Let $A$ be a matrix of some $(v,k,\lambda)$-design.
If there is a $(v,k,\lambda)$ - design and $n = k -\lambda$ is odd then the equation $ z^2=nx^2+\left(-1\right)^{\frac{v-1}{2}}\lambda y$ has nontrivial solution over $\mathbb{Z}$ (Bruck–Ryser–Chowla theorem)
Let $A_{\alpha,\beta}=\alpha A + \beta I$, $\alpha,\beta \in \mathbb{Q}$. I'm trying to find some necessary conditions of existence of $(v,k,\lambda)$ - design (as Bruck–Ryser–Chowla did) in terms of $A_{\alpha,\beta}$ - matrix.
(Note: I = $(1)_{v\times v}$ and E - identity matrix)
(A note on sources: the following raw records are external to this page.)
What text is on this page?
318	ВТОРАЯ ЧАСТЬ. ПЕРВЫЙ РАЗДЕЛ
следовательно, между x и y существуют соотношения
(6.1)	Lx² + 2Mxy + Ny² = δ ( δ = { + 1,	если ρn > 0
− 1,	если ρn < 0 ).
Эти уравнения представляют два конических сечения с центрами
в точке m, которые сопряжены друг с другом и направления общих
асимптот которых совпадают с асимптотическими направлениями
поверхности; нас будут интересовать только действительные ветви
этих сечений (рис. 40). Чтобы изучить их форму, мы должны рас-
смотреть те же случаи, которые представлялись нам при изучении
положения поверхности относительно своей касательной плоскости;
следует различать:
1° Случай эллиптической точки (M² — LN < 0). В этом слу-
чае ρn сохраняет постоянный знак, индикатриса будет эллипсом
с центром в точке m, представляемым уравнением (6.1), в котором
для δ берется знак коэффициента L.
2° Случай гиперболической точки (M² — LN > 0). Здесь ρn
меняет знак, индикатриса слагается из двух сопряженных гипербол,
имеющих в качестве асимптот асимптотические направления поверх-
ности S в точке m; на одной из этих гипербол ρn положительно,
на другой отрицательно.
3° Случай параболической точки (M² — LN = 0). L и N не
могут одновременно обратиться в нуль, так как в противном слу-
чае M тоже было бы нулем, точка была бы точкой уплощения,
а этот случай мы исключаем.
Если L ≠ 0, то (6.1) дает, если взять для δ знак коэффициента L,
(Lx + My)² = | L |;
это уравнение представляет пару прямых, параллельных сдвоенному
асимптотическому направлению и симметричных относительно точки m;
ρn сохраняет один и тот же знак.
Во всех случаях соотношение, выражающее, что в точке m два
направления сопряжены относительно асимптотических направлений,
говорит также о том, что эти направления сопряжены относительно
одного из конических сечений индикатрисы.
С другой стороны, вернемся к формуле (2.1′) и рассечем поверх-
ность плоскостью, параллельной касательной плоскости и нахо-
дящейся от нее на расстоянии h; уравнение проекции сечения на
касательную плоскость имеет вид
It's easy to see that $$\left(\alpha A + \beta I\right)^T \left(\alpha A + \beta I\right) = \left(\alpha^2\lambda + 2\alpha\beta k + \beta^2 v\right)I + \alpha^2\left(k-\lambda\right)E$$ then we get (as in Bruck–Ryser–Chowla theorem) an equation $$z^2=x^2+\left(-1\right)^{\frac{v-1}{2}}\left(\alpha^2\lambda + 2\alpha \beta k + \beta^2 v \right)y^2$$
The question: can we say something about solvability over $\mathbb{Z}$ of the last equation?